NEW YORK (Reuters) - The Dow dipped while the S&P 500 edged up on Wednesday as a sharp drop in durable goods orders last month added to worries about slower U.S. economic activity and Apple's (AAPL.O) results disappointed investors.
Shares of Amgen (AMGN.O) dropped 6 percent to $106.03, weighing on the Nasdaq and the S&P 500 a day after the drug company reported first-quarter sales below analysts' expectations. The S&P 500 healthcare sector index fell 1.2 percent and was the worst performer among the S&P's 10 sectors.
Helping to limit losses, Boeing (BA.N) jumped 3.4 percent to $91.13 and gave the biggest support to the Dow after the aerospace company reported earnings that beat expectations.
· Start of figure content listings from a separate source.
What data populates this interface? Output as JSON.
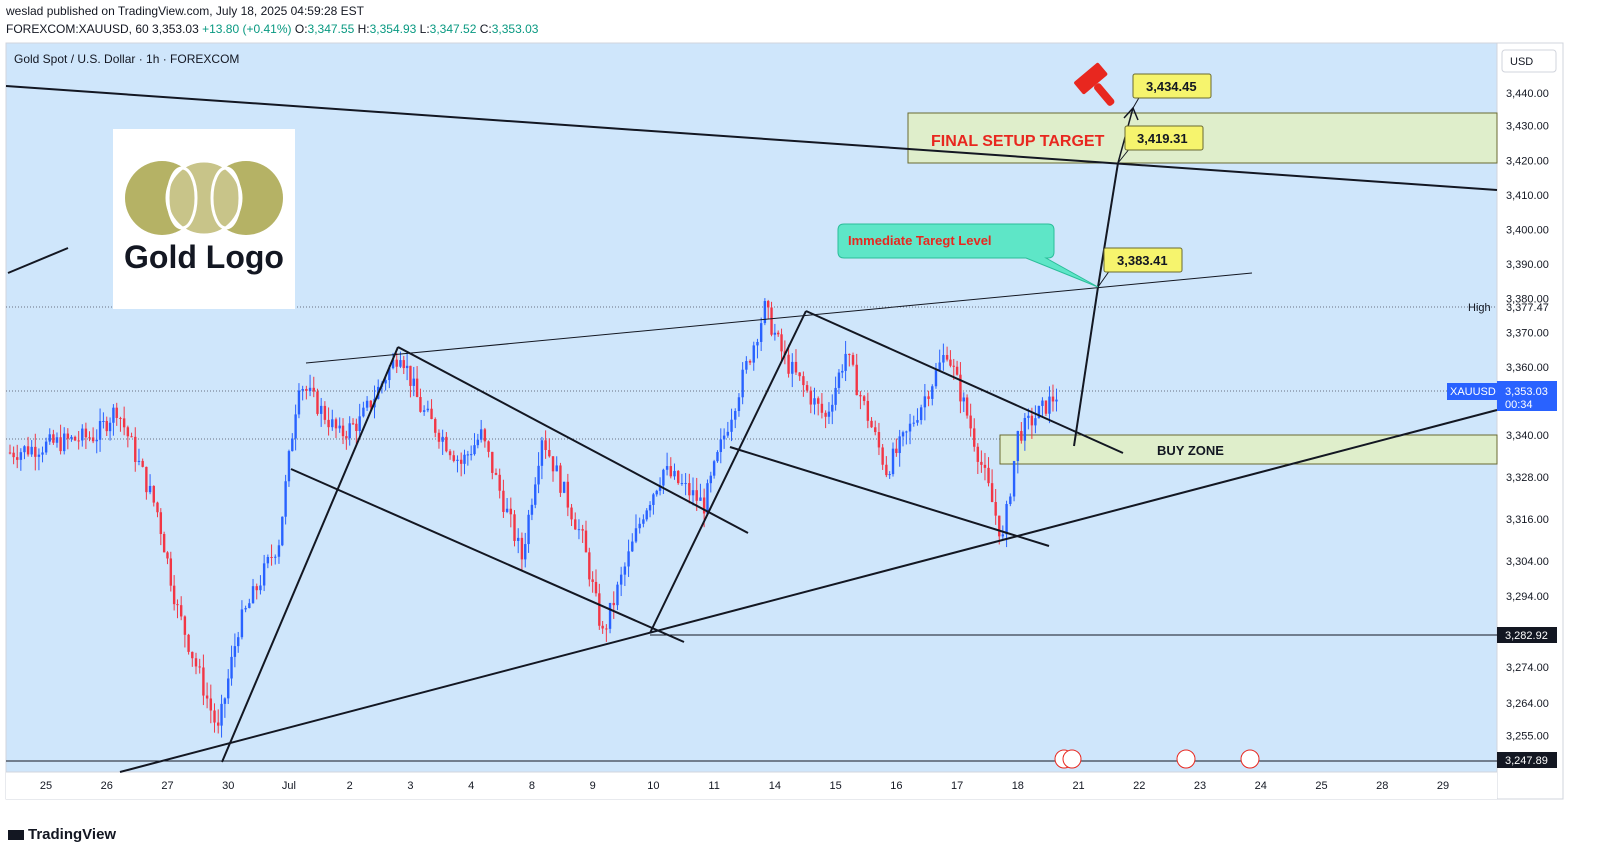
{
  "header": {
    "line1": "weslad published on TradingView.com, July 18, 2025 04:59:28 EST",
    "symbol": "FOREXCOM:XAUUSD, 60",
    "last": "3,353.03",
    "change": "+13.80 (+0.41%)",
    "o_label": "O:",
    "o": "3,347.55",
    "h_label": "H:",
    "h": "3,354.93",
    "l_label": "L:",
    "l": "3,347.52",
    "c_label": "C:",
    "c": "3,353.03"
  },
  "footer": {
    "brand": "TradingView"
  },
  "chart_data": {
    "type": "candlestick",
    "title": "Gold Spot / U.S. Dollar · 1h · FOREXCOM",
    "currency": "USD",
    "interval": "1h",
    "ylim": [
      3246,
      3450
    ],
    "grid": false,
    "y_ticks": [
      "3,440.00",
      "3,430.00",
      "3,420.00",
      "3,410.00",
      "3,400.00",
      "3,390.00",
      "3,380.00",
      "3,370.00",
      "3,360.00",
      "3,340.00",
      "3,328.00",
      "3,316.00",
      "3,304.00",
      "3,294.00",
      "3,274.00",
      "3,264.00",
      "3,255.00"
    ],
    "x_ticks": [
      "25",
      "26",
      "27",
      "30",
      "Jul",
      "2",
      "3",
      "4",
      "8",
      "9",
      "10",
      "11",
      "14",
      "15",
      "16",
      "17",
      "18",
      "21",
      "22",
      "23",
      "24",
      "25",
      "28",
      "29"
    ],
    "price_path": [
      [
        "25",
        3335
      ],
      [
        "26",
        3340
      ],
      [
        "26",
        3348
      ],
      [
        "27",
        3318
      ],
      [
        "27",
        3290
      ],
      [
        "30",
        3256
      ],
      [
        "30",
        3285
      ],
      [
        "Jul",
        3310
      ],
      [
        "Jul",
        3356
      ],
      [
        "2",
        3340
      ],
      [
        "2",
        3344
      ],
      [
        "3",
        3365
      ],
      [
        "3",
        3348
      ],
      [
        "4",
        3332
      ],
      [
        "4",
        3340
      ],
      [
        "8",
        3305
      ],
      [
        "8",
        3340
      ],
      [
        "9",
        3310
      ],
      [
        "9",
        3283
      ],
      [
        "10",
        3318
      ],
      [
        "10",
        3330
      ],
      [
        "11",
        3320
      ],
      [
        "11",
        3340
      ],
      [
        "14",
        3377
      ],
      [
        "14",
        3362
      ],
      [
        "15",
        3345
      ],
      [
        "15",
        3364
      ],
      [
        "16",
        3330
      ],
      [
        "16",
        3340
      ],
      [
        "17",
        3365
      ],
      [
        "17",
        3346
      ],
      [
        "18",
        3310
      ],
      [
        "18",
        3340
      ],
      [
        "18",
        3353
      ]
    ],
    "price_labels": {
      "symbol": "XAUUSD",
      "current": "3,353.03",
      "countdown": "00:34",
      "high_label": "High",
      "high": "3,377.47",
      "level1": "3,282.92",
      "level2": "3,247.89"
    },
    "annotations": {
      "logo_text": "Gold Logo",
      "final_target_text": "FINAL SETUP TARGET",
      "immediate_text": "Immediate Taregt Level",
      "buy_zone_text": "BUY ZONE",
      "target_1": "3,383.41",
      "target_2": "3,419.31",
      "target_3": "3,434.45"
    },
    "colors": {
      "background": "#cfe6fb",
      "up": "#2962ff",
      "down": "#f23645",
      "final_box": "#dfeecb",
      "buy_box": "#dfeecb",
      "immediate_bubble": "#5ee6c7",
      "target_label": "#f6f46d",
      "final_text": "#e8271f",
      "hammer": "#e8271f"
    }
  }
}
Boeing shares rallied despite concerns about the company's 787 Dreamliner.
The market's mixed day followed gains so far this week. The S&P 500 is still up 10.8 percent for the year despite a fairly weak month so far.
Adding to market weakness, March U.S. durable goods orders slid 5.7 percent in March, the government said, marking the biggest decline in seven months. The March drop was slightly more than twice the 2.8 percent decline forecast by economists polled by Reuters.
"That doesn't surprise me a whole lot. People are maybe starting to feel the pinch of the payroll tax that took effect in January," said Bryant Evans, portfolio manager at Cozad Asset Management, in Champaign, Illinois.
Evans said it's more evidence of slow economic growth in the United States, which may likely continue the rest of the year.
The Dow Jones industrial average was down 21.33 points, or 0.14 percent, at 14,698.13. The Standard & Poor's 500 Index was up 1.60 points, or 0.10 percent, at 1,580.38. The Nasdaq Composite Index was up 0.25 of a point, or 0.01 percent, at 3,269.58.
Procter & Gamble Co (PG.N), another Dow component, fell 4.8 percent to $78 after the biggest U.S. household goods manufacturer issued a profit outlook that was below expectations. It was the stock's biggest drop since January 2009, and contributed to a 1.1 percent drop in the S&P consumer staples index.
Defensive shares, however, have led the S&P 500 index's gains so far this year, which has underscored views that economic activity remains painfully slow.